Ma, non ci avevano detto, mentre si perorava la riforma Madia della dirigenza, che essa era una meravigliosa riforma perchè consentiva a qualsiasi dirigente di concorrere per qualsiasi incarico, nell'ottica di una sana e doverosa rotazione e circolazione delle competenze? Non sancisce, la giurisprudenza della Cassazione, che i dirigenti, pur avendo diritto ad un incarico, non possono vantare una pretesa per uno specifico incarico connesso alla professionalità acquisita, proprio in virtù della presunzione che la qualifica dirigenziale sia sostanzialmente un'abilitazione a dirigere, ma non l'immedesimazione in un certo posto? Non prevede, la normativa sulle stabilizzazioni anche inserita nella riforma Madia recentamente approvata dal Governo, che le stabilizzazioni escludano sempre gli incarichi dirigenziali, sulla base della considerazione semplicissima che i precari veri sono coloro che hanno condotto con la PA solo il rapporto di lavoro a termine, mentre i dirigenti a contratto, in particolare quelli delle Agenzie, spessissimo sono funzionari che, quindi, scaduto l'incarico dirigenziale non perdono il lavoro, ma tornano a fare i funzionari, come per altro è successo? Non è evidente che gli incarichi dirigenziali "a contratto" sono per loro natura legati ad un mandato politico temporaneo?

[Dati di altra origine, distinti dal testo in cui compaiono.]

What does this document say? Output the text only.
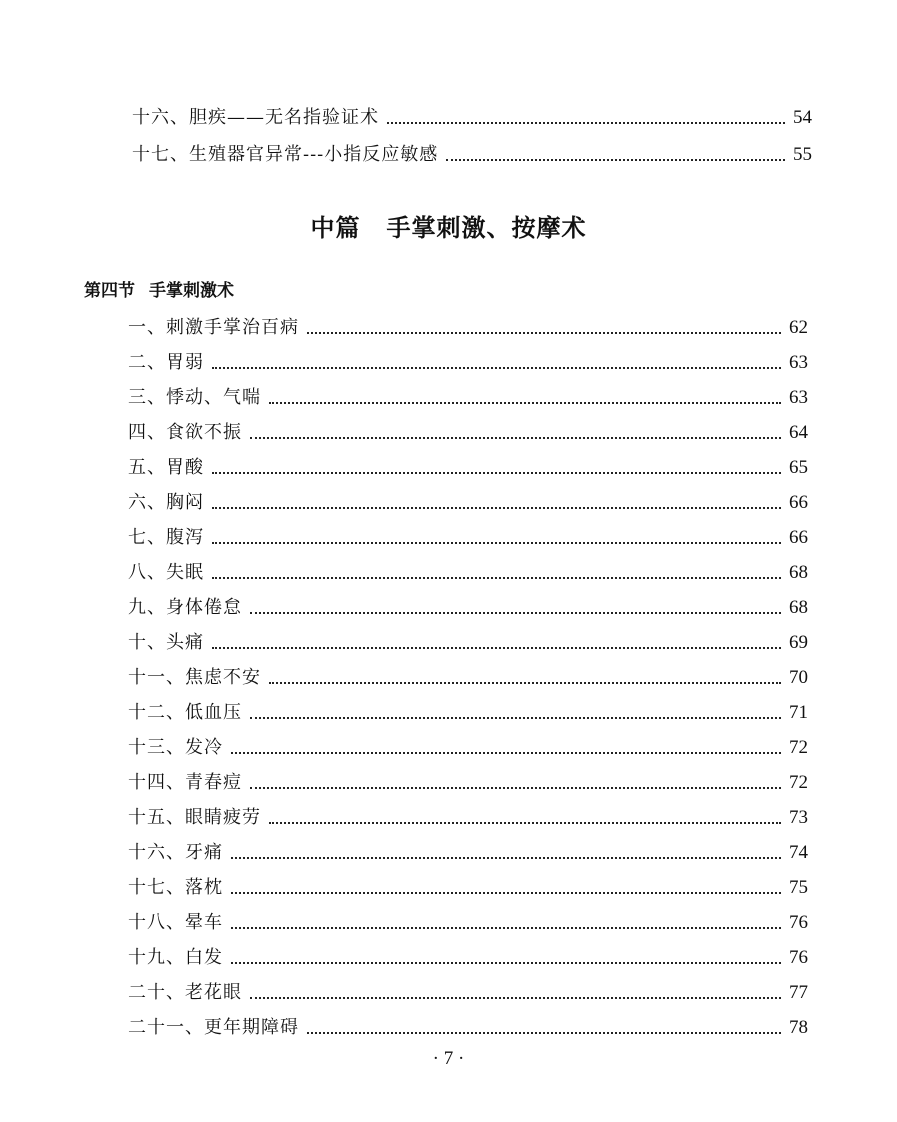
十六、胆疾——无名指验证术	54
十七、生殖器官异常---小指反应敏感	55
中篇 手掌刺激、按摩术
第四节 手掌刺激术
一、刺激手掌治百病	62
二、胃弱	63
三、悸动、气喘	63
四、食欲不振	64
五、胃酸	65
六、胸闷	66
七、腹泻	66
八、失眠	68
九、身体倦怠	68
十、头痛	69
十一、焦虑不安	70
十二、低血压	71
十三、发冷	72
十四、青春痘	72
十五、眼睛疲劳	73
十六、牙痛	74
十七、落枕	75
十八、晕车	76
十九、白发	76
二十、老花眼	77
二十一、更年期障碍	78
· 7 ·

Come è possibile, dunque, che mentre si predica il merito, l'internazionalizzazione, Skype, le decine, le terne, i colloqui selettivi, nello stesso tempo si ricorra al più medievale dei sistemi di reclutamento, la "stabilizzazione", anche contro qualsiasi evidenza di costituzionalità, considerati gli insegnamenti della sentenza 37/2015?

2 commenti:

  1. Quando leggo commenti così bene articolati come il suo e li confronto con quel che appare sui giornali, mi viene da pensare che il MinCulPop abbia solo cambiato nome è così come per i musei, il governo arruola giornalisti in servizio permanente effettivo, ricompensandoli per via indiretta con ben pagate comparsate Rai o incarichi di sottogoverno e simili. Questo perché la differenza tra la realtà e quello che appare sui giornali va al di là di ogni immaginazione.